Medtronic’s Riptide System Cleared for Thrombus Aspiration in Acute Stroke

The system is the second device to be given the FDA’s OK for thrombus aspiration.

Medtronic’s Riptide System Cleared for Thrombus Aspiration in Acute Stroke

The Riptide Aspiration System (Medtronic) has been cleared by the US Food and Drug Administration (FDA) for thrombus removal in the setting of acute ischemic stroke, making it the second system—after Penumbra’s—with a labeled indication for that purpose, Medtronic announced today.

The agency’s decision, made December 21, 2017, was based on nonclinical bench and animal testing showing that Medtronic’s setup—which includes the company’s already-approved Arc intracranial support catheter, aspiration tubing, a pump, and a collection canister—is “substantially equivalent” to Penumbra’s aspiration system, which was first approved in 2007.

The Riptide system “is intended for use in the revascularization of patients with acute ischemic stroke secondary to intracranial large-vessel occlusive disease (within the internal carotid, middle cerebral—M1 and M2 segments, basilar, and vertebral arteries) within 8 hours of symptom onset,” according to the FDA’s 510(k) summary. “Patients who are ineligible for intravenous tissue plasminogen activator (IV tPA) or who fail IV tPA therapy are candidates for treatment.”
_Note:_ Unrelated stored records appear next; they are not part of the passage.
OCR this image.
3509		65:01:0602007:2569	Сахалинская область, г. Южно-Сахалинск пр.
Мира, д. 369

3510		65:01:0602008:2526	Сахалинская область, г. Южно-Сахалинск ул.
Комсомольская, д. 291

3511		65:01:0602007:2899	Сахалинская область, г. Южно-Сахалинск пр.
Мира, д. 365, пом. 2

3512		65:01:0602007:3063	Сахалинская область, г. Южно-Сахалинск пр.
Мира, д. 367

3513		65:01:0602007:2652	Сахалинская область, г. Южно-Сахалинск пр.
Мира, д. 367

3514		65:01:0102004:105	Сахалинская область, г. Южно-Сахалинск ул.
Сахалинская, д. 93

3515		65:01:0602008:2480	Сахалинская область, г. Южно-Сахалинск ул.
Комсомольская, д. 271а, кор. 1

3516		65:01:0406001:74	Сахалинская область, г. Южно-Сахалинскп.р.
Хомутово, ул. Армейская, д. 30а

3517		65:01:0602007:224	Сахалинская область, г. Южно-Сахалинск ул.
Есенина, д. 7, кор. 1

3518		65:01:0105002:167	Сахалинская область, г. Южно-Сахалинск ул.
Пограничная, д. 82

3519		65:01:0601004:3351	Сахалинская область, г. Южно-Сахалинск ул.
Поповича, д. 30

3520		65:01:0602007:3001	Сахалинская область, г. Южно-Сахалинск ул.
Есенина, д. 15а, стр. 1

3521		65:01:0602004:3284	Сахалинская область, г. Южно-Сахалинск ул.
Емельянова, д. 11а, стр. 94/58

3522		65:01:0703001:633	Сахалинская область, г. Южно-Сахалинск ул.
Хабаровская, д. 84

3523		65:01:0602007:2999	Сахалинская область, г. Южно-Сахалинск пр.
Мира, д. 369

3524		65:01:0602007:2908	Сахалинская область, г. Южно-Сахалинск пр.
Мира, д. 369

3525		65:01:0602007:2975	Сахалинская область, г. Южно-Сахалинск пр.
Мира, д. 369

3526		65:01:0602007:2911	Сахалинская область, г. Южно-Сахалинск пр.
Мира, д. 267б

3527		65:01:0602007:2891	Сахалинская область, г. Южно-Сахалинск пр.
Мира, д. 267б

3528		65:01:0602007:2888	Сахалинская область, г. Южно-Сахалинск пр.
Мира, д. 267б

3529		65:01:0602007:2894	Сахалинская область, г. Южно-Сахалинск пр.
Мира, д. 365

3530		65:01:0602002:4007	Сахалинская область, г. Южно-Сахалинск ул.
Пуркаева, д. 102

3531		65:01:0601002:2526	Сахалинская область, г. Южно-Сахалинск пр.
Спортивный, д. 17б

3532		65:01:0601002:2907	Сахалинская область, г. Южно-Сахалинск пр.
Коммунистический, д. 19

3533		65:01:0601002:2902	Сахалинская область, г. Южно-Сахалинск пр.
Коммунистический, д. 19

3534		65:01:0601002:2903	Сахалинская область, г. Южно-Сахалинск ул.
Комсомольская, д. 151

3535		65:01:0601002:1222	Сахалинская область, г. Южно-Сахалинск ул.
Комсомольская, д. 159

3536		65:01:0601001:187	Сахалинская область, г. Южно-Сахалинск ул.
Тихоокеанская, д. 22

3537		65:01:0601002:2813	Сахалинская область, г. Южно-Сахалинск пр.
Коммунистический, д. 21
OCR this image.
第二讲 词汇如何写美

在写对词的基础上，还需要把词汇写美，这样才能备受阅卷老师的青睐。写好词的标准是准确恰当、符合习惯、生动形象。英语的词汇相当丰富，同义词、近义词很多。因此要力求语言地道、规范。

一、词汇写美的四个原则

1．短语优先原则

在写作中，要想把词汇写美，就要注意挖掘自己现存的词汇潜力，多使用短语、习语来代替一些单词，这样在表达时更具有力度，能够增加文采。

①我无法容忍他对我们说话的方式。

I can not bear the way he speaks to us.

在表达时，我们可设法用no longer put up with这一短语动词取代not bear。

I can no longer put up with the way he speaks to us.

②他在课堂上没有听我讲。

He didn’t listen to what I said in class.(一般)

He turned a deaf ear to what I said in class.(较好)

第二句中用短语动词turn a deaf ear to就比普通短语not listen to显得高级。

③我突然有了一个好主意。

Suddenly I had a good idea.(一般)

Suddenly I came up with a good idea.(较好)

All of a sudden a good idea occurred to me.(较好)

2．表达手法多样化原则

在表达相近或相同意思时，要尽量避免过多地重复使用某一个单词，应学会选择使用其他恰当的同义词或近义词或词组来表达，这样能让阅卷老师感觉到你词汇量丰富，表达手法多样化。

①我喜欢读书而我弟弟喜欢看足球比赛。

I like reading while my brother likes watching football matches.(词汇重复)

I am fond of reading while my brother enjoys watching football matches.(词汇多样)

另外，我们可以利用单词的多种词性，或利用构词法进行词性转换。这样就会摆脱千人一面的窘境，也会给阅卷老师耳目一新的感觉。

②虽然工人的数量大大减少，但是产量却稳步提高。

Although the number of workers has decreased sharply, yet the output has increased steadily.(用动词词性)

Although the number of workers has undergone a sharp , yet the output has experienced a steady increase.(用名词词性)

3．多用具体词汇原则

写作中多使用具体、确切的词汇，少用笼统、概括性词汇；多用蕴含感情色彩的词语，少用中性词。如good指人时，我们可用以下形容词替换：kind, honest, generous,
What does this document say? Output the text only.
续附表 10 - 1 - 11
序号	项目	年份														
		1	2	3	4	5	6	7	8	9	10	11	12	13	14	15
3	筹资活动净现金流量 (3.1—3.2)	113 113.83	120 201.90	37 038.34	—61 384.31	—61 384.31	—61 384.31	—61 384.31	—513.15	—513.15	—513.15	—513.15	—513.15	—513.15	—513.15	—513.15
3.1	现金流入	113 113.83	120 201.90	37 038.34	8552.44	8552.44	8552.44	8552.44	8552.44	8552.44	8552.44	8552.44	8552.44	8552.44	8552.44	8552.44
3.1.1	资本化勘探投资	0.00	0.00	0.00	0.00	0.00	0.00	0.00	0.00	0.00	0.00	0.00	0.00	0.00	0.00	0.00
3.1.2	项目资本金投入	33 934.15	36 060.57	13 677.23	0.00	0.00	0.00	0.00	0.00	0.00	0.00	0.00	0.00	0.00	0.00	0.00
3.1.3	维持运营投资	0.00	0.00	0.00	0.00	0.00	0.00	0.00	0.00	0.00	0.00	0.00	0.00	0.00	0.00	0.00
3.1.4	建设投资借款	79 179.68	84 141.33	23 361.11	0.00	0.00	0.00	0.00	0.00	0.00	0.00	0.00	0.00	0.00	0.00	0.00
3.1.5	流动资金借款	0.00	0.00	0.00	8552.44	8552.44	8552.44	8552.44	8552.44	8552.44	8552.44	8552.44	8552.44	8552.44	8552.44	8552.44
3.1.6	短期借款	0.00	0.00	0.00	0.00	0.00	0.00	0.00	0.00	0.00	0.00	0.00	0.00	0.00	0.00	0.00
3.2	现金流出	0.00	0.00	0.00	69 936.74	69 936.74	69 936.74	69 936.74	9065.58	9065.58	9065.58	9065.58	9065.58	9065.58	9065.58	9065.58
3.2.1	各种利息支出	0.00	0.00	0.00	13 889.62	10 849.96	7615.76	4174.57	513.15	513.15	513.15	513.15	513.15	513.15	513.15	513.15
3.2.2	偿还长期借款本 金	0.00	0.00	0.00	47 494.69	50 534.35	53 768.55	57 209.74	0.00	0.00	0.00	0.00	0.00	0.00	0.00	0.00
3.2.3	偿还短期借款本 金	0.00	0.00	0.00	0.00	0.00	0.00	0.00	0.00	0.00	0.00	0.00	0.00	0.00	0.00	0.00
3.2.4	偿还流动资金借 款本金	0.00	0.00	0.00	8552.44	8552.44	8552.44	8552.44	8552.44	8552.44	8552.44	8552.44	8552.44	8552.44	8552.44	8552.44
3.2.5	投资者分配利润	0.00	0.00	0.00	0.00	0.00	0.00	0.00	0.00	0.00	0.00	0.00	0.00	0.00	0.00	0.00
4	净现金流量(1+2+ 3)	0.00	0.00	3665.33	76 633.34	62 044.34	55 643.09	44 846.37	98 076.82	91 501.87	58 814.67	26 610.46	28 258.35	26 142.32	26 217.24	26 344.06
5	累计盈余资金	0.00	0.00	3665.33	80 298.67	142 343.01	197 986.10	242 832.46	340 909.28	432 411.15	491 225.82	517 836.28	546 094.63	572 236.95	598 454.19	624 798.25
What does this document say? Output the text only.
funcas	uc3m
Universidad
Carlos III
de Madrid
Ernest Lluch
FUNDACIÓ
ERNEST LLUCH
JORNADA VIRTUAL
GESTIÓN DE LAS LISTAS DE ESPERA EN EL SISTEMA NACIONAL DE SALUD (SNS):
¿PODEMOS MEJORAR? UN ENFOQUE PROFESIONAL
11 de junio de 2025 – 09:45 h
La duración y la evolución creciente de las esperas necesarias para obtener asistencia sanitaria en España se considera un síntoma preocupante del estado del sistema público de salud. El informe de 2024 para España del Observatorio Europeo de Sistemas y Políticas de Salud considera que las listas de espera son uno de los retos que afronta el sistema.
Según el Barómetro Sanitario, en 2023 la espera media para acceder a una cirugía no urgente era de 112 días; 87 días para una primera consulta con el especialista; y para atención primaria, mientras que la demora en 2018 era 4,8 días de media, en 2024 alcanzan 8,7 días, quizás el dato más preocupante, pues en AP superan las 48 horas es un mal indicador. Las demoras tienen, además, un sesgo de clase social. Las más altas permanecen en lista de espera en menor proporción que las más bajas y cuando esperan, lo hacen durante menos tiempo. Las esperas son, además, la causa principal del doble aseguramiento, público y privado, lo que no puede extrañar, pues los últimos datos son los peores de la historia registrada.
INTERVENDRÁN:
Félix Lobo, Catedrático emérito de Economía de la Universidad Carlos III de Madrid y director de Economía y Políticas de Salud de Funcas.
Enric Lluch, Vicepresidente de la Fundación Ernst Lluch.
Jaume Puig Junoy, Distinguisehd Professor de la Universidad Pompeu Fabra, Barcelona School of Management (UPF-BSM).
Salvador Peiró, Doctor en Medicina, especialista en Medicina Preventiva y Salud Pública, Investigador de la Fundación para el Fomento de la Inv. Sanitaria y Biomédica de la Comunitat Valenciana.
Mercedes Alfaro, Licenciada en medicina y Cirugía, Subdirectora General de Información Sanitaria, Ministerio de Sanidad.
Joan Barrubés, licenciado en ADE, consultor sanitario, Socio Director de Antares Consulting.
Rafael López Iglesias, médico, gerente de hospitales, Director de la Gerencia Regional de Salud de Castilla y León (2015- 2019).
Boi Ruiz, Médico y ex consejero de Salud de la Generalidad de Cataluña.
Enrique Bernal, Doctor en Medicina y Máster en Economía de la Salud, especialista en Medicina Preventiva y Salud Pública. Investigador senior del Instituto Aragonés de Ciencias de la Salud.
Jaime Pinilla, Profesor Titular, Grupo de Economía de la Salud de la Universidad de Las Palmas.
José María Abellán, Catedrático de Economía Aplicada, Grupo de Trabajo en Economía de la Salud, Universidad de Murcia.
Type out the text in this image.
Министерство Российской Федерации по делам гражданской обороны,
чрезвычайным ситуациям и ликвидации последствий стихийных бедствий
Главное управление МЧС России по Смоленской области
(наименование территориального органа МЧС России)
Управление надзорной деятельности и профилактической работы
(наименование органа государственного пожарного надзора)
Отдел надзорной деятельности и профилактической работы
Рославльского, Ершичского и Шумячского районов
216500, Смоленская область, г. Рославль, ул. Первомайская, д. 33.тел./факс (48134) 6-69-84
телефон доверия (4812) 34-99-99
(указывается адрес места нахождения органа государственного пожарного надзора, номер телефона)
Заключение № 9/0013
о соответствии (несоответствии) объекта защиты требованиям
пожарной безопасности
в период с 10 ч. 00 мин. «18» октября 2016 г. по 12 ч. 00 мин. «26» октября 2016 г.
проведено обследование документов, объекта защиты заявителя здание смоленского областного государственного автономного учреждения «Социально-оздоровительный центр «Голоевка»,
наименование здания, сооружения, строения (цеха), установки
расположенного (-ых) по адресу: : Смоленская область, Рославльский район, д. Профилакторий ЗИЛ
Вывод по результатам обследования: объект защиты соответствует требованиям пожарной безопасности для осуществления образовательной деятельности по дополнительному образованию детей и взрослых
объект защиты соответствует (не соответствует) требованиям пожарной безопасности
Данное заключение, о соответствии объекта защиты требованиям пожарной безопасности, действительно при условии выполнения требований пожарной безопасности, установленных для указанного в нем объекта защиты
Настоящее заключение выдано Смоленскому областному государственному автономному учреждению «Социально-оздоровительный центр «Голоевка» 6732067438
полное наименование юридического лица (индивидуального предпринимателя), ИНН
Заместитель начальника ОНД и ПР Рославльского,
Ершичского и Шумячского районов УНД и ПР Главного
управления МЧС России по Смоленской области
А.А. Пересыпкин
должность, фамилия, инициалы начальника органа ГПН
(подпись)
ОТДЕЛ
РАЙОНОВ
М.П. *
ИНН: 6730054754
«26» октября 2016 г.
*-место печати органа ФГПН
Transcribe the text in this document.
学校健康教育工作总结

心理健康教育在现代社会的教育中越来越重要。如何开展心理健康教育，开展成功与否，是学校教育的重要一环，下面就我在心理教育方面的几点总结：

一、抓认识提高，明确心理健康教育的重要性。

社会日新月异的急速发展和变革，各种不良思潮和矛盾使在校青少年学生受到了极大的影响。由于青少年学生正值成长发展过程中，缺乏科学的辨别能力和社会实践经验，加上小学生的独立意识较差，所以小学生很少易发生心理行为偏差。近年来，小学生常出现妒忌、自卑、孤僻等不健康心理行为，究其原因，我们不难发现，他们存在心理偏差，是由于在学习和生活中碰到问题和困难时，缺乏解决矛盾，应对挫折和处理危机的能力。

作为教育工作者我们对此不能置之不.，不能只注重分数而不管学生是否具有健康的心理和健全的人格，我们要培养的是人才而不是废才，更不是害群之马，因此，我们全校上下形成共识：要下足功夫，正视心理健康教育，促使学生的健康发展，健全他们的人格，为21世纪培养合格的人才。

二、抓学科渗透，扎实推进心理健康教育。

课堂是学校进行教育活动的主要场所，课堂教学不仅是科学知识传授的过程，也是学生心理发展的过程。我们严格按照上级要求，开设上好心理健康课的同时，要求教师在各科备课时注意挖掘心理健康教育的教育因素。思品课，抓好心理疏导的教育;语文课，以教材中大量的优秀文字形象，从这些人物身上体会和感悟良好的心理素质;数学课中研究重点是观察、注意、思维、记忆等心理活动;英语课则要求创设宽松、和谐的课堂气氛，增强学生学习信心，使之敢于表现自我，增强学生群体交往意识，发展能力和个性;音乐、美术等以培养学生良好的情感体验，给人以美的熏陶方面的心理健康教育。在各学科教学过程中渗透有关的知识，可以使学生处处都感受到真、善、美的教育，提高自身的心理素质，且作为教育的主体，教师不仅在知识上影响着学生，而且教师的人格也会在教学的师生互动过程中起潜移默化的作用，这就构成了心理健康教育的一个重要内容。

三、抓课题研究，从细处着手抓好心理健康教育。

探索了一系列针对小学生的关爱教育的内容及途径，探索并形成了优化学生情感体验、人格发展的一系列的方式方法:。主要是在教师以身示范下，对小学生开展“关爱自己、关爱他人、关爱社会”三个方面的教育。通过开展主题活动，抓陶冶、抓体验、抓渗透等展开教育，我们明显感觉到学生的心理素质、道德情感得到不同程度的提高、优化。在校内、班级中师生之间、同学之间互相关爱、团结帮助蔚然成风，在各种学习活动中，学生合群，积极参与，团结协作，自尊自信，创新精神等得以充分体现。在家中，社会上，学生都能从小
Although Penumbra’s system is the only one that has had a labeled indication for thrombus aspiration in acute stroke over the past decade, clinicians have been using guide catheters from other companies in an off-label fashion, leading the FDA to send a letter clarifying the differences between the two types of catheters last year.

Interest in aspiration as an adjunct or alternative to stent retrievers—which are strongly recommended in the guidelines for acute ischemic strokes caused by large-vessel occlusions—seems to be growing, with the ASTER and Penumbra Separator 3D trials showing that aspiration alone provides results similar to those seen with stent retrievers. Results of a third trial, COMPASS, will be presented next week at the International Stroke Conference in Los Angeles, CA.

Speaking with TCTMD for a previous story, Adnan Siddiqui, MD, PhD (University at Buffalo, NY), said that if COMPASS provides results similar to those seen in the other two trials, then there will be enough evidence to support a class I recommendation for aspiration alone alongside stent retrievers.